Generalization to Other Modalities
With the score-based generative modeling, OOD control, and property-conditioned sampling, MOOD could potentially be adapted to other structured domains like protein design, material discovery, or neural architecture search, where goal-conditioned and diverse generation is essential.

Extending MOOD: Incorporating 3D Structural Information

In this section, I propose a potential extension of MOOD by integrating 3D structural information of target proteins into the generative process. While MOOD currently operates only in the 2D topological space of molecules, ligand–protein interactions are fundamentally 3D, and incorporating spatial constraints from protein binding pockets can improve biological relevance.

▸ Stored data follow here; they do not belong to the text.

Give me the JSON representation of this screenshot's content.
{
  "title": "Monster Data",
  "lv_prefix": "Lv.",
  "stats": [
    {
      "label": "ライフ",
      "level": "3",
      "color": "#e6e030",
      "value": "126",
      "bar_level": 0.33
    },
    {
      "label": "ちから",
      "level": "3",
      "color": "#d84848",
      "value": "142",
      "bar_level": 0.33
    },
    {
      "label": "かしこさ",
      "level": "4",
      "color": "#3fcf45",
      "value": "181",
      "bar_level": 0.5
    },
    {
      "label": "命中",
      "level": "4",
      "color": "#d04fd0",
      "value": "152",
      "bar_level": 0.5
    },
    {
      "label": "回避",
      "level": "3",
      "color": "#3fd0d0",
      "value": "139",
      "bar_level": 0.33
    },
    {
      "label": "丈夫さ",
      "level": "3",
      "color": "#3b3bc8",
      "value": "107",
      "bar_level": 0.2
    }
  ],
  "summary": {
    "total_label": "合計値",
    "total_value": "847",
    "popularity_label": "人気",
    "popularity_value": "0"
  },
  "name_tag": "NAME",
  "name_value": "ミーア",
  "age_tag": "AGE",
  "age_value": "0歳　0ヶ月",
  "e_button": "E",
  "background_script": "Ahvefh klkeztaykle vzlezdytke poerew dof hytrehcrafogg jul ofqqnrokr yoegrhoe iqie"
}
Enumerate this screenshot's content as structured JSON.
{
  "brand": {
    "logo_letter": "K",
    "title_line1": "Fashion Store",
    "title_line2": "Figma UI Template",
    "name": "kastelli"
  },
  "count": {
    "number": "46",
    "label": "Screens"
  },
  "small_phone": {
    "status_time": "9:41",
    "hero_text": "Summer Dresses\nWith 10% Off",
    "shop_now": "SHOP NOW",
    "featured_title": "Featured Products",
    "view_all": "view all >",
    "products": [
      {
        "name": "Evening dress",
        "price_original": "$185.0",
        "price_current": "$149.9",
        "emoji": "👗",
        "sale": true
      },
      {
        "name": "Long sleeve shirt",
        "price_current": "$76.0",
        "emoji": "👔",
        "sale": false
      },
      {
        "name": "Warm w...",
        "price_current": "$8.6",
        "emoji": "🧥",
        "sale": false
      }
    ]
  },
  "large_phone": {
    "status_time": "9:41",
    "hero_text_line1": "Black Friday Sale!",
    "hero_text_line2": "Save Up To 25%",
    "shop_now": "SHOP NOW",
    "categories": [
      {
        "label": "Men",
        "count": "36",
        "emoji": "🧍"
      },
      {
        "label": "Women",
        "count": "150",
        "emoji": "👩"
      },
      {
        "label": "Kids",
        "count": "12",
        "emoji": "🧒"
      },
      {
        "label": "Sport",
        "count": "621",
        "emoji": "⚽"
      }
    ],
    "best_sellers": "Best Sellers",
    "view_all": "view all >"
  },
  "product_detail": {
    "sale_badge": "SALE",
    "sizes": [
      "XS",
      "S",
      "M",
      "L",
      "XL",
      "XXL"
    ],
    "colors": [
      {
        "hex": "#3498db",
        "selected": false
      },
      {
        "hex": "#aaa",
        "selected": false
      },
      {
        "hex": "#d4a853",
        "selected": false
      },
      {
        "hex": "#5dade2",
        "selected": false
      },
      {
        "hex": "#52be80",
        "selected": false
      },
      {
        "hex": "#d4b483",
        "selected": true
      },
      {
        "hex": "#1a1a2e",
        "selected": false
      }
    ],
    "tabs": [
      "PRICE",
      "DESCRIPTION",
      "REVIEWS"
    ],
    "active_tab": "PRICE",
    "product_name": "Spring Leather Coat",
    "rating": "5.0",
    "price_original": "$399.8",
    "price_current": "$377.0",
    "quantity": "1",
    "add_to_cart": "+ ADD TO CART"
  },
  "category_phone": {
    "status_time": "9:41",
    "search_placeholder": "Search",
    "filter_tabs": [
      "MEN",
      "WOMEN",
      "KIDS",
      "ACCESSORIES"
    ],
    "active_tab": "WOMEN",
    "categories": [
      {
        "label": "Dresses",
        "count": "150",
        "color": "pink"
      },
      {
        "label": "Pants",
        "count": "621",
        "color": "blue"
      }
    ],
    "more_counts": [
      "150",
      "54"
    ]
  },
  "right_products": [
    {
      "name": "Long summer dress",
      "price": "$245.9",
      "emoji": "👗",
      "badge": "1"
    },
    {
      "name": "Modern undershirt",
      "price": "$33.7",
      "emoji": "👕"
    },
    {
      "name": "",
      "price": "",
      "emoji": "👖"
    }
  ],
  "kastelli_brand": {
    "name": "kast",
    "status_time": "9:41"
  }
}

The 3D-aware MOOD framework could be designed as follows:

Protein Pocket Encoder
A neural encoder processes the 3D structure of a protein binding site, represented as a voxel grid, surface mesh, or point cloud, to produce a latent descriptor $p \in \mathbb{R}^d,$ capturing shape and electrochemical features relevant for binding.
Conditioned Property Predictor
The property prediction network $P_\phi(G_t, \lambda)$ is augmented to incorporate protein context as $P_\phi(G_t, \lambda, p),$ allowing MOOD to optimize molecules for both chemical properties and spatial compatibility with the target site.
Modified Reverse-Time SDE
The conditional diffusion process is updated to guide generation with both OOD control and protein-specific gradients:
\[dG_t = \left[ f_t(G_t) - (1 - \sqrt{\lambda}) g_t^2 \nabla_{G_t} \log p_t(G_t) - \alpha_t g_t^2 \nabla_{G_t} P_\phi(G_t, \lambda, p) \right] dt + g_t d\bar{\omega}.\]

This protein-aware extension of MOOD offers several advantages:

Target-specific Design: Molecules are generated to be spatially compatible with specific protein pockets, improving hit rates in structure-based drug discovery.
End-to-End Learning: Gradients from the property predictor can be backpropagated through the binding site encoder, enabling joint optimization of ligands and binding-site representations.
Flexible Integration: This formulation can incorporate various protein representations, including pretrained geometric encoders or differentiable docking modules.

Possible issues such as the limited availability of aligned protein–ligand datasets and the increased complexity of modeling in 3D can be mitigated using transfer learning from structural databases such as PDBbind, or by leveraging pretrained protein encoders like those used in AlphaFold2 or EquiBind.